Le traitement de la lipidose hépatique passe par celui de la cause initiale, lorsqu’elle existe. Dans l’attente du diagnostic définitif ou quand aucune maladie sous-jacente n’est mise en évidence, un traitement de soutien est mis en place, incluant une réhydratation (voie intracœlomique, intraveineuse ou intra-osseuse) et une réalimentation (sonde d’œsophagostomie).

Le protocole de réalimentation doit tenir compte des besoins physiologiques de l’animal, ainsi que de son régime alimentaire de base (omnivore, carnivore, herbivore).

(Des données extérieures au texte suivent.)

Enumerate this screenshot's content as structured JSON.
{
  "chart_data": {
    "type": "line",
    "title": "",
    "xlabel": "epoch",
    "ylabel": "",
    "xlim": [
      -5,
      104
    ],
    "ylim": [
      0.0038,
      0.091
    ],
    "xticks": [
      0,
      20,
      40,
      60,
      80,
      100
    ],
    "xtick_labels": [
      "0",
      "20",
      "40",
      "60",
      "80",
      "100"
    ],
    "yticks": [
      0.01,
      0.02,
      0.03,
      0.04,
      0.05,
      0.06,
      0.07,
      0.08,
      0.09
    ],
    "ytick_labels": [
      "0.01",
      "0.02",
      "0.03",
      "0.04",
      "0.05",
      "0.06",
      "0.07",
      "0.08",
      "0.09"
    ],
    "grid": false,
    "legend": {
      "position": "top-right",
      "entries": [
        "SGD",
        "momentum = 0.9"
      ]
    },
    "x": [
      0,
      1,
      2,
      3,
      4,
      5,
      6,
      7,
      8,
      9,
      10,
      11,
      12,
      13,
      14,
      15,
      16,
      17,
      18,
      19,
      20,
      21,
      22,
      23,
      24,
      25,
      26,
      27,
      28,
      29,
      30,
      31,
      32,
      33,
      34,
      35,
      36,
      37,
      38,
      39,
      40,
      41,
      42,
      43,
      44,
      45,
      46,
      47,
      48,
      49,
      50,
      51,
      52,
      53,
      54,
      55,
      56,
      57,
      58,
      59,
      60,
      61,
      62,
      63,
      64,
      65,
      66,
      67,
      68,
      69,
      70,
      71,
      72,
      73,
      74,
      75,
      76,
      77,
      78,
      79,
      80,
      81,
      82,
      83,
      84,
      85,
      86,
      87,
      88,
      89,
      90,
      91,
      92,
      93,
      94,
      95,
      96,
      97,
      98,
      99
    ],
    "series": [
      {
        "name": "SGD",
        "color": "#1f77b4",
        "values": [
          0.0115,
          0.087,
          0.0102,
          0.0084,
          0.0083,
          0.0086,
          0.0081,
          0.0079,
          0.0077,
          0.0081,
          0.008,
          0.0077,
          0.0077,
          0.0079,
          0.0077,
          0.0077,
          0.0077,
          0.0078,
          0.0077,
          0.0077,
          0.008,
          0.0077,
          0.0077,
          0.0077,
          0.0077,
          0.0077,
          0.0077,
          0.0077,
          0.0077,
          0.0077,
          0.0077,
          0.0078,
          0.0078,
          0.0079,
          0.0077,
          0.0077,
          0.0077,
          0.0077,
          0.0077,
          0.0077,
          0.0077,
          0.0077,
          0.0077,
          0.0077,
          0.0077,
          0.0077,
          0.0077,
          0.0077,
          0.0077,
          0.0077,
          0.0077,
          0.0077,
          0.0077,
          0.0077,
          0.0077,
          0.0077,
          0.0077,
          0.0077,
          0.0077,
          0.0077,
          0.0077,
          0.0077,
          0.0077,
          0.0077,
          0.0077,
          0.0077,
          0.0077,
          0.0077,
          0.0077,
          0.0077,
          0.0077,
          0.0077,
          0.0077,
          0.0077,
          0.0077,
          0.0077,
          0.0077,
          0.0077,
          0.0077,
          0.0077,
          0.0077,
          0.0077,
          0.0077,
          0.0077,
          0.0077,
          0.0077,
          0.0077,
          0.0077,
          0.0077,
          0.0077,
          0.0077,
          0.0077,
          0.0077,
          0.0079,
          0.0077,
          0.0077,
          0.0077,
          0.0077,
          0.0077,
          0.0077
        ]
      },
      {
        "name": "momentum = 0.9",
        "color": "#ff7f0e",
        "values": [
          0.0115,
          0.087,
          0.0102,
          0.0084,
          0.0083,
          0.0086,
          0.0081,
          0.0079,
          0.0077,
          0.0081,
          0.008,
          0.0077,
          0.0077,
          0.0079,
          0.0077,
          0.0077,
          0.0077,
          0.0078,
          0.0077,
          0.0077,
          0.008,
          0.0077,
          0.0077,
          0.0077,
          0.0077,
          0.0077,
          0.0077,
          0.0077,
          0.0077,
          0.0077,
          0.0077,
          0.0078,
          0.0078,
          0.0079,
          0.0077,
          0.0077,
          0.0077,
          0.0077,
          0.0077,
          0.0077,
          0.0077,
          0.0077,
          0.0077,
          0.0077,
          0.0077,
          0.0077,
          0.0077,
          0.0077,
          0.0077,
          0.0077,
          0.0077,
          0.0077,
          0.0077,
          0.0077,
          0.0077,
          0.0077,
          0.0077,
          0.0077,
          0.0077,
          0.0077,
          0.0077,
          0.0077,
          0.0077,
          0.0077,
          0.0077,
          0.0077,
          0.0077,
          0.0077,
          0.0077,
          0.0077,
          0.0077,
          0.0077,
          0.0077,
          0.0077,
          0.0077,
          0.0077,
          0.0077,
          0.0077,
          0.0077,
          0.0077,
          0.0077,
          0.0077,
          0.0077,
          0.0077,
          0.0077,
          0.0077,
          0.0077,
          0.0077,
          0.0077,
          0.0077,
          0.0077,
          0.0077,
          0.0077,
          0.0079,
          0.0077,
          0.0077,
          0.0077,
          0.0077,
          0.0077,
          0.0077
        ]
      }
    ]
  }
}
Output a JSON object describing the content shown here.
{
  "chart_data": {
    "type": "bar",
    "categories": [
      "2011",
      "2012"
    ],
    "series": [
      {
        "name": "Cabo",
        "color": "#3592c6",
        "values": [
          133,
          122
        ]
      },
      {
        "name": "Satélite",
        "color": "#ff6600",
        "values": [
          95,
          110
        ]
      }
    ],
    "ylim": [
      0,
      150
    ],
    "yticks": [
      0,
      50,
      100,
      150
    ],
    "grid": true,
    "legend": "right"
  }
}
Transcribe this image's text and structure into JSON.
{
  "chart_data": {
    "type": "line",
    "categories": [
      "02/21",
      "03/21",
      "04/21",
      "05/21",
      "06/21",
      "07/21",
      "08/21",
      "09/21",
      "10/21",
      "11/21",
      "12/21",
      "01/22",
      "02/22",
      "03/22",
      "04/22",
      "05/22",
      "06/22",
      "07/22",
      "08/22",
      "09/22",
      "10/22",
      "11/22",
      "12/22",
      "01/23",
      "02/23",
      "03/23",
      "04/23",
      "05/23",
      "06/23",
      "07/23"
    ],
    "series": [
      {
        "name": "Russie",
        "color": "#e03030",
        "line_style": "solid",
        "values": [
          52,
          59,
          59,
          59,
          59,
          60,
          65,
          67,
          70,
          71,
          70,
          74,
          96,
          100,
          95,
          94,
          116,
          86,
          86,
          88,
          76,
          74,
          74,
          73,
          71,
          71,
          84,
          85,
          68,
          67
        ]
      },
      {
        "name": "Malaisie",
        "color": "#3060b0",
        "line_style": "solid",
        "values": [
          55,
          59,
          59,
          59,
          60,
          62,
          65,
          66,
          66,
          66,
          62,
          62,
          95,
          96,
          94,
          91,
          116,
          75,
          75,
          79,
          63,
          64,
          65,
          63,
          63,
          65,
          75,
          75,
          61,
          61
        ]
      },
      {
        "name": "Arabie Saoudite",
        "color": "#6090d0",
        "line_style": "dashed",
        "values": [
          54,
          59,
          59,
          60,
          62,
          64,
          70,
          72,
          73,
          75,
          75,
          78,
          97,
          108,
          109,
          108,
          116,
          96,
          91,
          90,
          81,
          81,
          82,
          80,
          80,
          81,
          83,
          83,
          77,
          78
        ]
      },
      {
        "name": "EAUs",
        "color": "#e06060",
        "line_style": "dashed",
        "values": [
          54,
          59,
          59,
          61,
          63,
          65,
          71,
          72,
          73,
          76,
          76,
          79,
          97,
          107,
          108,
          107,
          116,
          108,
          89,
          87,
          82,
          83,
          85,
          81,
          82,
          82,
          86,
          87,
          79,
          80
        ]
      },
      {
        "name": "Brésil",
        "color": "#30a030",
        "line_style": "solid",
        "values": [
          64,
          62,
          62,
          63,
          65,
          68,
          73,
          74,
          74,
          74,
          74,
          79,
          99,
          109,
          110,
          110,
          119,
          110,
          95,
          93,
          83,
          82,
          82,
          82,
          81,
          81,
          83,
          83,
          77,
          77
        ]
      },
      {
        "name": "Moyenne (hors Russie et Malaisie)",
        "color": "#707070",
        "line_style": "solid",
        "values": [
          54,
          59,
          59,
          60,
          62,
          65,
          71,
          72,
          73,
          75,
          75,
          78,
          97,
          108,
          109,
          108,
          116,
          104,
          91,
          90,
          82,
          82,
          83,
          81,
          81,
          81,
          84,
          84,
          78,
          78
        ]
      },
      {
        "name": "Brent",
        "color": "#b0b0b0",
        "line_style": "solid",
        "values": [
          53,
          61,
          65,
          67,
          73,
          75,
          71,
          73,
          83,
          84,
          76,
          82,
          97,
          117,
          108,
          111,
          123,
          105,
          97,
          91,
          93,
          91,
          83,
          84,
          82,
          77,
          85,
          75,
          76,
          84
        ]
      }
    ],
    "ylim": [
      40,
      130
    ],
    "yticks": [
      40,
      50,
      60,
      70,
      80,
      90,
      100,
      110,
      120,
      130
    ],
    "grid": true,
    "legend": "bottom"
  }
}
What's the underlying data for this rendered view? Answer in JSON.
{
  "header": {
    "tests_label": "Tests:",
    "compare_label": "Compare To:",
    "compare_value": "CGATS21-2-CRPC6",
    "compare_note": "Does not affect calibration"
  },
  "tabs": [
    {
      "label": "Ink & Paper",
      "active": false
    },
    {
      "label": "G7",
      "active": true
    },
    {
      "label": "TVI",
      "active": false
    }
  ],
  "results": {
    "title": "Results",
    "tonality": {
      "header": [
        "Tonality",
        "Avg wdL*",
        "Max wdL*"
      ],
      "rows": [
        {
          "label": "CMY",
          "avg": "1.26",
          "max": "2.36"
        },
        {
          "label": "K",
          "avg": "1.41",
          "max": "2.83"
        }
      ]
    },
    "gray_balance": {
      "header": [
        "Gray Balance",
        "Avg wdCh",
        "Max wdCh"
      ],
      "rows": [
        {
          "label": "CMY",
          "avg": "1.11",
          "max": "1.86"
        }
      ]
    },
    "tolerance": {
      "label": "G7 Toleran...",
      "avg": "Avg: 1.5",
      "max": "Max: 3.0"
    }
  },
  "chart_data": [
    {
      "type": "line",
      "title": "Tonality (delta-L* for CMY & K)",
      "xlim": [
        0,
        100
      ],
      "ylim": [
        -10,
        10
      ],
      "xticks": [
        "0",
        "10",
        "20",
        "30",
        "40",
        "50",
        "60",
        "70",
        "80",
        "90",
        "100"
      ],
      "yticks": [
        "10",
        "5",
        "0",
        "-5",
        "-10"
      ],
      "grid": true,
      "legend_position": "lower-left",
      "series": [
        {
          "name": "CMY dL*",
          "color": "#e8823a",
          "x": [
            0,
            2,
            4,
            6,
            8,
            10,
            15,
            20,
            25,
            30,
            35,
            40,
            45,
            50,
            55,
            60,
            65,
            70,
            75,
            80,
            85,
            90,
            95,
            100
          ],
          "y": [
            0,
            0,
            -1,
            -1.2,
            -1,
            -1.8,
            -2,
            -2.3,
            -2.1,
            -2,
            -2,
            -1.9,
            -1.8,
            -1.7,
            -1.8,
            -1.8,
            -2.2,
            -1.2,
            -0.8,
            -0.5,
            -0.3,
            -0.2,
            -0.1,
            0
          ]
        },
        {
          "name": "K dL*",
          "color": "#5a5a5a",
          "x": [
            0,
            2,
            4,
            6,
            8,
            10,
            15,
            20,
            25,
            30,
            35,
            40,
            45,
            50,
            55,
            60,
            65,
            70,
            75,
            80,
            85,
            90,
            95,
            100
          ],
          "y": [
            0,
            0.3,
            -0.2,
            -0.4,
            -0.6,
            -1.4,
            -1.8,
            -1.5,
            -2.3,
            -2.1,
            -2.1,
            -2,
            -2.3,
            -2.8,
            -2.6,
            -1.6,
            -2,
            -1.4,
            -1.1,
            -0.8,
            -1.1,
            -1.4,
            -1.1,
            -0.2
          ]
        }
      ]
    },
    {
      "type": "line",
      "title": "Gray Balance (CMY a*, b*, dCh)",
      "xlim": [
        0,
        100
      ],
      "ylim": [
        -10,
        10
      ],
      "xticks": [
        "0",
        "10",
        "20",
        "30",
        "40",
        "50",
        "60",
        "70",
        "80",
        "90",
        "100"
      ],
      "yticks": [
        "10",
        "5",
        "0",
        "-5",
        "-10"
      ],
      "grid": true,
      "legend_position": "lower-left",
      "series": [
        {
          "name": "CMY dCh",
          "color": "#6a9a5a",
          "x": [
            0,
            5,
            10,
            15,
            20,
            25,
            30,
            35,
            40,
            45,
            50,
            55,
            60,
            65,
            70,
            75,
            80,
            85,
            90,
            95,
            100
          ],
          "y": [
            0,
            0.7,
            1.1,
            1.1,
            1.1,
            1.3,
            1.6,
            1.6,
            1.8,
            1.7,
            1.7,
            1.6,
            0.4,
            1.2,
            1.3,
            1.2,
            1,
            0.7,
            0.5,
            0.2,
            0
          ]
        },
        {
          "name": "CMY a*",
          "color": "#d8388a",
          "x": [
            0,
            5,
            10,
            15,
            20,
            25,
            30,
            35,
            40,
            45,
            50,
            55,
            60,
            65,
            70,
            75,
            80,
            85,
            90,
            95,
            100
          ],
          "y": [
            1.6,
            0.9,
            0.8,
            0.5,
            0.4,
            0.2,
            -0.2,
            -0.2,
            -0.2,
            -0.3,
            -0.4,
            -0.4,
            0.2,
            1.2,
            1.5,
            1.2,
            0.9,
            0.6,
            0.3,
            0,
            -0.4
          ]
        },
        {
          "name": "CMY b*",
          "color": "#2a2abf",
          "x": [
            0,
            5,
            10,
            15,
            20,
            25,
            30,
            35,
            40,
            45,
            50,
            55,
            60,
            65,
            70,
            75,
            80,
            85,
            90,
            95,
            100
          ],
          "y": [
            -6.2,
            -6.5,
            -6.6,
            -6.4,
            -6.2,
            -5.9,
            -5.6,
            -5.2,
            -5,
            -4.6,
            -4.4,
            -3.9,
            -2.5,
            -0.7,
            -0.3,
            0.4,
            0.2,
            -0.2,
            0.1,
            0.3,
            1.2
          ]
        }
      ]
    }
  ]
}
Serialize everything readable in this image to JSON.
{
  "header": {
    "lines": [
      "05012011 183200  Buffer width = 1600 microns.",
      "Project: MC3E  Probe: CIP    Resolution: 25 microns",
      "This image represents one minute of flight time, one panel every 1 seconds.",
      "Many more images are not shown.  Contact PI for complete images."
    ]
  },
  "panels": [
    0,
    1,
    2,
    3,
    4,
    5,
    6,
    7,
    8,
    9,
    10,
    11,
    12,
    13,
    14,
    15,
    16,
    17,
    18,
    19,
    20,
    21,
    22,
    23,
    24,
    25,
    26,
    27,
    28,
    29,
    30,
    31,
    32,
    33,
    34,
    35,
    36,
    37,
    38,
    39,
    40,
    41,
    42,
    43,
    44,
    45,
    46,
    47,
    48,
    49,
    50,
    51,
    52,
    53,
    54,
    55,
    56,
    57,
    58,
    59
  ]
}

La ration journalière à administrer est calculée à partir d’une formule empirique, valable chez tous les reptiles, et qui donne le taux métabolique moyen (32 x poids0,77). Cette valeur est multipliée par 2,5 lorsque l’animal est malade. La réalimentation doit augmenter progressivement jusqu’à la ration calculée et être fragmentée en plusieurs repas sur la journée. L’emploi de compléments alimentaires (carnitine, choline, méthionine) est envisagé pour promouvoir le métabolisme des graisses hépatiques, mais leur efficacité n’est pas prouvée.

Bibliographie

  • → Divers S.J. Reptile diagnostic endoscopy and endosurgery. Veterinary clinics of North America : exotic animal practice, 2010, 13, pp. 217-242.
  • → Mader D.R. Reptile medicine and surgery. Saunders, St Louis, 2006, 1242 p.
  • → McArthur S., Wilkinson R., Meyer J. Medicine and surgery of tortoises and turtles. Blackwell Publishing, Oxford, 2004, 579 p.